Yesterday, as a "good" student was walking into my class, I see him text messaging. "Put your cell phone away, please". Usually that's enough. But then I see him a minute later still on his phone, so I picked it up.

"Can I have it back at the end of class?"
"You can pick it up at the end of the day."
Class resumes.
At the end of class, he comes up to me in a fake (maybe my take on things) contrite voice, "I'm sorry I was text messaging. Can I please have my phone back?"

And this is the problem I have. I REEEEEEEEEEEEEeeaaaaaallllly dislike that type of manipulation. Just because you ask nicely for something, does not mean you should get it ("I really like your necklace. Can I please have it?") I also dislike that he thinks it should work. Ew. Needless to say (or is it?) that I kept his phone until the end of the day. ... With the state of techno-teens these days, I'm guessing that I caused some short-term DTs (shaking, wandering thoughts, anxiety,...)

Wednesday, April 05, 2006

Ouch on 2 Counts

We went to a movie last night .... on a school night .... I feel so decadent. "V for Vendetta", and it was excellent, though I felt like an old lady because I kept plugging my ears at the LOUD parts. I think they were blasting the sound, and my already-deafish ears were protesting. (or maybe it was the logarithm activities we've done in the past where we discussed decibels and how they are related to logs, and I was remembering tidbits of information).

In other Texas school news: TAKS TAKS TAKS TAKS TAKS TAKS TAKS TAKS TAKS TAKS. (It's soon time for our 4 day exit-exam fiesta. Ey yi yi yi yi yi).

Tuesday, April 04, 2006

Count Down

I can't believe there's only 7 1/2 weeks left of school. Too exciting, and at the same time, I wonder how we'll fit all the curriculum in. I guess it all works out usually.

My eyes hit upon excess 3/4" shelving left over from our (okay my husband's) shelf making of 2 weekends ago. Hmmmmm. Elliptical pool table material. Now I'm thinking we (they) can figure out how to draw a "perfect" ellipse on it. We cut it out with a jigsaw (okay, someone jigsaw-savvy does). Pop out the center, and voila, pool table for marbles or such. Sheesh. After all this, I hope it works. Maybe if we make the foci BIG ENOUGH :) ...

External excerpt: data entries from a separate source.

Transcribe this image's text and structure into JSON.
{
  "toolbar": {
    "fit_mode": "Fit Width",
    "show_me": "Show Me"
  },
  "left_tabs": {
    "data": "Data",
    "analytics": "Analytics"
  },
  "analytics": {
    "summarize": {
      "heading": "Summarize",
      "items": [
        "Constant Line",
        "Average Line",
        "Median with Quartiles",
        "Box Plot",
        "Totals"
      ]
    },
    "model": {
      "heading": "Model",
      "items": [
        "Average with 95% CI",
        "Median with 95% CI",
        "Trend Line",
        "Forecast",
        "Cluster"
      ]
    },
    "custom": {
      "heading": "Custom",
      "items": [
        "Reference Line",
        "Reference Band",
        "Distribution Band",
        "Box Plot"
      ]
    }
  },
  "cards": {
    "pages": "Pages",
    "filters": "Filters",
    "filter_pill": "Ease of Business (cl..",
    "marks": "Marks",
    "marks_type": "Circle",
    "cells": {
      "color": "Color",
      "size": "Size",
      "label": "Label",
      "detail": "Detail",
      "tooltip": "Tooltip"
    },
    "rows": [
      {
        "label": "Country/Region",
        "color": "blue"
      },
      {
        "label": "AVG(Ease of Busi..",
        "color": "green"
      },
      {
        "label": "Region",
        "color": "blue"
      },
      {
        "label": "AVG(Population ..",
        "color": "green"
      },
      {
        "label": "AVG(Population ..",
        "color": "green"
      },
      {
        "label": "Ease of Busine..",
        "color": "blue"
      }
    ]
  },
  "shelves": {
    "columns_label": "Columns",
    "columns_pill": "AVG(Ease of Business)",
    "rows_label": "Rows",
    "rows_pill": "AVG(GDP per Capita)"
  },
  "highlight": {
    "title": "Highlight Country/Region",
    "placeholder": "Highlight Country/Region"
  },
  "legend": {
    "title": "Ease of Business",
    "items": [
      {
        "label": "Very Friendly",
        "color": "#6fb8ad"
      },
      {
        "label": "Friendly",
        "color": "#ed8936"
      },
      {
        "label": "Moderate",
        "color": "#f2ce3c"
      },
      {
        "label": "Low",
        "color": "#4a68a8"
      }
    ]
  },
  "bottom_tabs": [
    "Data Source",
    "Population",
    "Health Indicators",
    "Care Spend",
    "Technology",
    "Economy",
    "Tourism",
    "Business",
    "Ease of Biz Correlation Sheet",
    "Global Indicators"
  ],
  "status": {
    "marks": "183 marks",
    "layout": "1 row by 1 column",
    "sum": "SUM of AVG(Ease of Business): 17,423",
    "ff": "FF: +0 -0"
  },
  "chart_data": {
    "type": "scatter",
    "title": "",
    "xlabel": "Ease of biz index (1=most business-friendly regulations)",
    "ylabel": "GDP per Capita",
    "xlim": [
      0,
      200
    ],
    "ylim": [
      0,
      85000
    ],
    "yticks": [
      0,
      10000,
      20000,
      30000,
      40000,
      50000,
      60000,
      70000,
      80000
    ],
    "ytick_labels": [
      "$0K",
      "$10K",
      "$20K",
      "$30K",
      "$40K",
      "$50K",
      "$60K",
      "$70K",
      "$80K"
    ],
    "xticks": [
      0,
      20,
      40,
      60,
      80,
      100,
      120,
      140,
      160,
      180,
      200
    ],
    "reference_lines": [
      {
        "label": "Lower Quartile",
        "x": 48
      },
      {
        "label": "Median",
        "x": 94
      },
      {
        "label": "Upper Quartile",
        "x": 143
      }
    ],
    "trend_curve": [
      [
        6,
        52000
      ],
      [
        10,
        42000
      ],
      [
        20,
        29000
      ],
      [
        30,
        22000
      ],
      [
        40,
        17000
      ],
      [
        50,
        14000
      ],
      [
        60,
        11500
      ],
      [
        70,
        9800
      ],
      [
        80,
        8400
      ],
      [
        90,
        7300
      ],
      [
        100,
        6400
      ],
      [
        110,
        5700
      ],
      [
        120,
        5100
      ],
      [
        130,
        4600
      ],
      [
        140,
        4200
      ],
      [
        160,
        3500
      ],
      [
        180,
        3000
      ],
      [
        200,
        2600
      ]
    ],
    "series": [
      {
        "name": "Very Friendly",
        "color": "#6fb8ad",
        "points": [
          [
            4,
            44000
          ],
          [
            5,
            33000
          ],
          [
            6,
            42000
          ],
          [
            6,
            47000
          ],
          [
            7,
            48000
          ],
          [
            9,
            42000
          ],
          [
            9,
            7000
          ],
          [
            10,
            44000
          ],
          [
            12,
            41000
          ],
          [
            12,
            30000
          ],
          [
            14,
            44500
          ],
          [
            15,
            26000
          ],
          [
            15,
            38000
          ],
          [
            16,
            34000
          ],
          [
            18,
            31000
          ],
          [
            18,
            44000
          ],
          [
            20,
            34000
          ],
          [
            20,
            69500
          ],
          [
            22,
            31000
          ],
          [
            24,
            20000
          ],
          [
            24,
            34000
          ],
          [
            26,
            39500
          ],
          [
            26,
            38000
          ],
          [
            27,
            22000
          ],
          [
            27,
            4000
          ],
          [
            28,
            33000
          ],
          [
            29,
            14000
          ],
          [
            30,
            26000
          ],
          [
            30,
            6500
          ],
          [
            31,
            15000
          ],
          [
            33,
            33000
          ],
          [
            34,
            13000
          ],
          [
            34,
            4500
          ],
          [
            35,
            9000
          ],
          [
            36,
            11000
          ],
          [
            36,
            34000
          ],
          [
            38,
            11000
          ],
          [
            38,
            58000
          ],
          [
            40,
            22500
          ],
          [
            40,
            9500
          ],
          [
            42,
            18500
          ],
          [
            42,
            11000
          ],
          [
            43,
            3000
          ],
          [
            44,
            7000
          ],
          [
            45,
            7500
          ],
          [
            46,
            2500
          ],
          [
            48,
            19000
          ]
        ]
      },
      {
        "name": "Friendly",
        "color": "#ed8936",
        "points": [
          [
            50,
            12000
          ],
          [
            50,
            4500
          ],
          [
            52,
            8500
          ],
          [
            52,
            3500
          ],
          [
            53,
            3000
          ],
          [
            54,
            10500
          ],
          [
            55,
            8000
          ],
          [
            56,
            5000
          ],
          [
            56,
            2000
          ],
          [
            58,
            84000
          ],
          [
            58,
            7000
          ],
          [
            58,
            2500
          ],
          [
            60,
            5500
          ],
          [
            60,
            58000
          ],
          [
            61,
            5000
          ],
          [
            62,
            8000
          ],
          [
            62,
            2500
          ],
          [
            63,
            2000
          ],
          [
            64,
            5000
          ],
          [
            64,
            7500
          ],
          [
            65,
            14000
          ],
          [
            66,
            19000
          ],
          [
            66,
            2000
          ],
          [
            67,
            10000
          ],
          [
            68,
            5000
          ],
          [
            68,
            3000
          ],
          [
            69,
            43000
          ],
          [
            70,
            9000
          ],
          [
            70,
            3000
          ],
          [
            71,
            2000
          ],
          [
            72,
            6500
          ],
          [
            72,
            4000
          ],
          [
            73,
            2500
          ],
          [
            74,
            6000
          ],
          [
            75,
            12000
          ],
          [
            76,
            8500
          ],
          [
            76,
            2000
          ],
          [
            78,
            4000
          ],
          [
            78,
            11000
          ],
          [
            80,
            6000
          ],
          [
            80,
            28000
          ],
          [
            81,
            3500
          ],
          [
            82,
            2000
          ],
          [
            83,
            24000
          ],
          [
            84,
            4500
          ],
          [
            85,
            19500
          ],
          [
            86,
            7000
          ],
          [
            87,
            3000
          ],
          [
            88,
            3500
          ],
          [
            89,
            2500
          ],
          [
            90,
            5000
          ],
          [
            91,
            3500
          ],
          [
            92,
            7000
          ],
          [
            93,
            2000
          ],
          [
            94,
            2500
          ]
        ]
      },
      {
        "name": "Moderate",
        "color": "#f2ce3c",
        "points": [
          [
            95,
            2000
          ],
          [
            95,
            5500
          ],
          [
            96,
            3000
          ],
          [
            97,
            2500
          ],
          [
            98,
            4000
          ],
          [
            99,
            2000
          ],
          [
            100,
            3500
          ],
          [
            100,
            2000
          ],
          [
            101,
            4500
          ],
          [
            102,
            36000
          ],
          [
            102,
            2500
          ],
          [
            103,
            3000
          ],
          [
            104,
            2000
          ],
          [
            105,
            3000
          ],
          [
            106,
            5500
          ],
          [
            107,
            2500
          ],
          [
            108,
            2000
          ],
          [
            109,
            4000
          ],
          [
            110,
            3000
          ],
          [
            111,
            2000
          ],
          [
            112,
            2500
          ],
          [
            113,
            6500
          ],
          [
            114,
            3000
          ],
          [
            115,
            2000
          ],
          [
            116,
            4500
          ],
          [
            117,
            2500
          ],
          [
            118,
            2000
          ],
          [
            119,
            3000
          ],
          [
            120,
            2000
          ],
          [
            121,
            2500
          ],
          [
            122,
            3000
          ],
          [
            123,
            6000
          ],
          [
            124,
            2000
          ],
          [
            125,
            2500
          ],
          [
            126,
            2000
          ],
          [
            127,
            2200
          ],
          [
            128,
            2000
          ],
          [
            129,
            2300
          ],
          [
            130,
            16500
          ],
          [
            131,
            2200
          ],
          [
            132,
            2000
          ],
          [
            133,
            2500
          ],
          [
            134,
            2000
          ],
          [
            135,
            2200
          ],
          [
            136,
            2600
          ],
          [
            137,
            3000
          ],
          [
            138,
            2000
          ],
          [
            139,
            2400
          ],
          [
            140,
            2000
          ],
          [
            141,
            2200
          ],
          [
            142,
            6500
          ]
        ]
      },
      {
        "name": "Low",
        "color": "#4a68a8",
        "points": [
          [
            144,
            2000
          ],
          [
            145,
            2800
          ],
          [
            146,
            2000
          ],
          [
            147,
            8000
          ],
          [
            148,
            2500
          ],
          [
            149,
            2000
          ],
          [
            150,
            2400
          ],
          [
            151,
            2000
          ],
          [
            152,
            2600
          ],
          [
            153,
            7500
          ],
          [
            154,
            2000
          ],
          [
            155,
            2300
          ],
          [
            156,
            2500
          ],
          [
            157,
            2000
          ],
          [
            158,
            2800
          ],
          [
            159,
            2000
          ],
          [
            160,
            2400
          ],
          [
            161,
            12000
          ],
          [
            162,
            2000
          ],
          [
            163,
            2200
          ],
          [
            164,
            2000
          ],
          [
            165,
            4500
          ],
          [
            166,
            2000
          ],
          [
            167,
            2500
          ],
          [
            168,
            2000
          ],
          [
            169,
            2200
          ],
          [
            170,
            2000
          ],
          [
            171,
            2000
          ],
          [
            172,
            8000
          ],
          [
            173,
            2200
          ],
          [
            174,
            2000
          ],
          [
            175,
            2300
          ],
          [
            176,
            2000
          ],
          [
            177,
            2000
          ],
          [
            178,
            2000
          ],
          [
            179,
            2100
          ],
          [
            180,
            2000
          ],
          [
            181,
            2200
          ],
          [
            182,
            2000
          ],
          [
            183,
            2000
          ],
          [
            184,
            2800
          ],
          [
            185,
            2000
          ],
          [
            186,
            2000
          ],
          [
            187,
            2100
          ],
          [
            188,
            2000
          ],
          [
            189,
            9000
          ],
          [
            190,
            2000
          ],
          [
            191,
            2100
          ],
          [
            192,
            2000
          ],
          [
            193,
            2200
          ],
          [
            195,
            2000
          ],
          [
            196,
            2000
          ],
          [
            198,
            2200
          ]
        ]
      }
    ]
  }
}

I'm SUPER excited about planning a solo trip to Europe for this June. I don't know how excited my husband is. He's not that thrilled with traveling too much since he does it for work, but he kept saying he'd come with me. But I don't want to have a non-excited companion. We'll see how it all works out. The current plan is: London, Brussels, Netherlands, Home in about 7-8 days. Who knows what the final plan will be, but I'm having fun reading books about it and looking on the web.

Saturday, April 01, 2006

Elliptical Pool Table

We're learning conic sections in precalculus, and so far it's just been 2 days on each (circles, ellipses, parabolas, hyperbolas). We've covered the first 3. That was the bulk of how I was going to present it: create the conics with either paper folding or strings and pencils, and then get to the equation and then "work them to death". THEN. I kept reading about these elliptical pool tables where if a ball is at one focus, then any where you hit it, it will bounce off the wall and pass through the other focus. I think that's the coolest thing. I mentioned it to my 3 classes, and they got excited, so I think we're going to try and make one for each class to test this thing out. I told them that then we could be pool sharks and place bets with nonsuspecting non-mathies.

My latest idea is a thick wood piece left over from shelves, the inside part hollowed out in an ellipse shape, and then the thickness can be the "walls" of the table and we can use a marble as a pool ball. I'm so curious to see if this will work out.

On a funny side note. When I started the conic sections, I mentioned the properties of a parabola where if you put a microphone at the focus or a light bulb at the focus it has special "powers" because everthing "bounces" through there. Then on Friday one of my students had mentioned that he was at an electronics store and he saw this music contraption where it had a dome (I guess in the shape of a paraboloid) and a person would be the only one to hear the music. He said he was then thinking about what we talked about in class, and he joked that he called people over and gave them a lesson on parabolas.